Aberdeen University's Elphinstone Institute has devised 10-week workshops in Doric, to help both locals and newcomers to the region learn to speak - and more importantly - write in the mither leid.
The Institute's Alistair Heather said: “Recent figures show that the Scots language - which includes Doric - is spoken by around half of the entire population of the north-east and used by 1.5 million people across Scotland.
"As the largest minority language in Europe, Scots is experiencing a real boost with so many new works and new translations into the tongue.
"Whilst north-east Scots can be heard throughout the region, and can often been seen in signage or adverts, people seldom get the chance to learn it as a written language."
Mr Heather writes in north-east Scots himself including features for The Herald and a column for our sister paper The National. But he is still encountering some readers - including fluent or regular speakers of Scots - who find it strange to see what is normally a spoken dialect written down.
The workshops, which begin in September, are not just aimed to help people find ways to put their language down on paper. Mr Heather said the courses would also help speakers improve their fluency and range of expression and learn a little about history.
BACKGROUND: How Scots-speaking areas voted No
He said: "The workshops will focus on how people can use the language in their daily lives, and by the end of the first block of workshops they will have sent a tweet, made a Facebook post, some verse and even a letter to the press in north-east Scots!
"It will also invite newer arrivals to Scotland and the north-east to take a chance to learn and understand the speech and literary traditions of their new hame. Language can be the key to unlock the culture of the north-east and to help new arrivals settle in to the area."
Social media has thrust all the dialects of Scots in to the public sphere with people tweeting or Facebooking as they speak, rather than as they were taught to write at school. However, there is a large corpus of historic and modern literature in the language which can be studied too.

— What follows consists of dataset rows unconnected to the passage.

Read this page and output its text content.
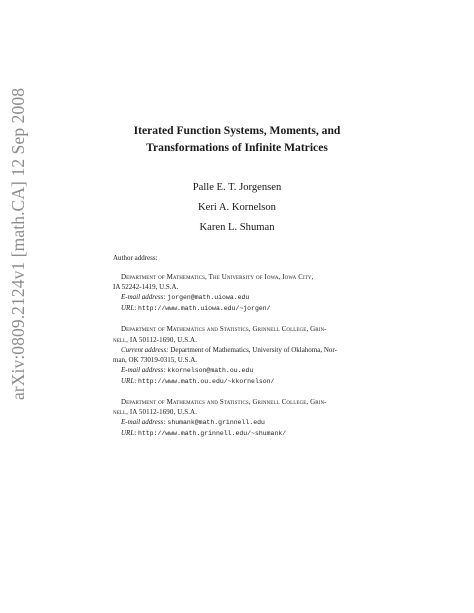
arXiv:0809.2124v1 [math.CA] 12 Sep 2008	Iterated Function Systems, Moments, and
Transformations of Infinite Matrices
Palle E. T. Jorgensen
Keri A. Kornelson
Karen L. Shuman
Author address:
Department of Mathematics, The University of Iowa, Iowa City,
IA 52242-1419, U.S.A.
E-mail address: jorgen@math.uiowa.edu
URL: http://www.math.uiowa.edu/~jorgen/
Department of Mathematics and Statistics, Grinnell College, Grin-
nell, IA 50112-1690, U.S.A.
Current address: Department of Mathematics, University of Oklahoma, Nor-
man, OK 73019-0315, U.S.A.
E-mail address: kkornelson@math.ou.edu
URL: http://www.math.ou.edu/~kkornelson/
Department of Mathematics and Statistics, Grinnell College, Grin-
nell, IA 50112-1690, U.S.A.
E-mail address: shumank@math.grinnell.edu
URL: http://www.math.grinnell.edu/~shumank/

North-east Scots is routinely referred to as Doric - even by its speakers - despite the term's derogatory background.
Alistair Heather
Until last century all Scots dialects, including those of the central belt, and Northumbrian were called Doric in what was thought to be a joking reference to an ancient Greek language.
Athenians - or Attics - considered the speech or Dorians, Doric, to be rougher than their refined dialect.
Several parts of the North-East have the among the highest prevalence of Scots speakers, with 49 per cent of the population of Aberdeenshire saying they know the language. Knowledge of Scots falls in Edinburgh. The last census showed more than 311,000 of its 460,000 inhabitants of the Athens of the North could not understand, speak, read or write in Doric or any other Scots dialect.